For a moment, all he could feel was the powerful drubbing on his head. It felt like the raven was trying to burrow into him, cracking his skull like an egg so it could feast on his yolk-like brain.

Just when he was sure he was about to die, Mrs. Kippling’s hands pulled his head up and spun him about. Now the water was at his back, pounding away at his spine and trying to snap it in two. Edmund had read in Dr. Prissarium’s Practicum that if the spine ever broke, you would never move again; you would become a rag-doll, limp and useless.

Then, as suddenly as it had come, the horrible torrent of water vanished leaving a sucking sound echoing in Edmund’s ears. He risked peeking through his fingers to see the water in the tub swirling away through a small hole in the bottom he had not noticed before.

“There!” Mrs.

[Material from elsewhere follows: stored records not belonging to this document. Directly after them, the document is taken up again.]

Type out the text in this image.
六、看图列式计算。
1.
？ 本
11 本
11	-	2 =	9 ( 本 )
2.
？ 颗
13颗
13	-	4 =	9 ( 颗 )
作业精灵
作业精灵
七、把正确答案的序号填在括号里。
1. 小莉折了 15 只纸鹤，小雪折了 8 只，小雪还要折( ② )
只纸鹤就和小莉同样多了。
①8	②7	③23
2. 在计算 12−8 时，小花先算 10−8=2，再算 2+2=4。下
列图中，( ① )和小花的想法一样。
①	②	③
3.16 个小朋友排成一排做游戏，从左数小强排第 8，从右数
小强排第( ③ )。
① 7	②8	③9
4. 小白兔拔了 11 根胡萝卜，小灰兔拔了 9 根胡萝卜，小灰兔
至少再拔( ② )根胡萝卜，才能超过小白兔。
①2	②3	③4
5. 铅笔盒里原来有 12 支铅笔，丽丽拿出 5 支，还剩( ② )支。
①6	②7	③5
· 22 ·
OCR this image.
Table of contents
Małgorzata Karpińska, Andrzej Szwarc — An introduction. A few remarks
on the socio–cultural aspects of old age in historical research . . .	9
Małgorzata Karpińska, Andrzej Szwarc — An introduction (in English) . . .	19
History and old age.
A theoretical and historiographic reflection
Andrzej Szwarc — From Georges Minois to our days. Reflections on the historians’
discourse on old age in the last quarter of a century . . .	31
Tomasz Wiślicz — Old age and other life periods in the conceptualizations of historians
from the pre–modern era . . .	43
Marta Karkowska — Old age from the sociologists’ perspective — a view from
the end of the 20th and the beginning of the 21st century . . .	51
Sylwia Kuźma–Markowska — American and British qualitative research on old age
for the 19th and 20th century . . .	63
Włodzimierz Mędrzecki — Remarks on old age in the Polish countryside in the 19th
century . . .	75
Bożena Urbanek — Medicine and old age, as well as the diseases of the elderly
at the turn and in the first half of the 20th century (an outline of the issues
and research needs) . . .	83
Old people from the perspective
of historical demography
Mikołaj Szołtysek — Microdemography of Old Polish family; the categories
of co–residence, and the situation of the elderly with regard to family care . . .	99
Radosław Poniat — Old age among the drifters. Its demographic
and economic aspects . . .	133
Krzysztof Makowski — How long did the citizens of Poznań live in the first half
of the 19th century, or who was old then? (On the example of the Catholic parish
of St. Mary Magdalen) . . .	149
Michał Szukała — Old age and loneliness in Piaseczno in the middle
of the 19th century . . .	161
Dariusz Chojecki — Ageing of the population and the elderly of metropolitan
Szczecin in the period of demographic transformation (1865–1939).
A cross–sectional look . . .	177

Kippling let go of Edmund, brushing her wet hands through her hair. “Much better.”

Edmund glanced down at himself. Surprisingly, he was still all there; he saw no welts, nor cuts. His skin was a bit pinker than usual, but not much else. The raven must have sprayed some strange type of elixir, or perhaps a solution of water mixed with a healing tincture.

“Now,” said Mrs. Kippling, as she reached for the wheel under a growling demon’s face. “On to the soap!”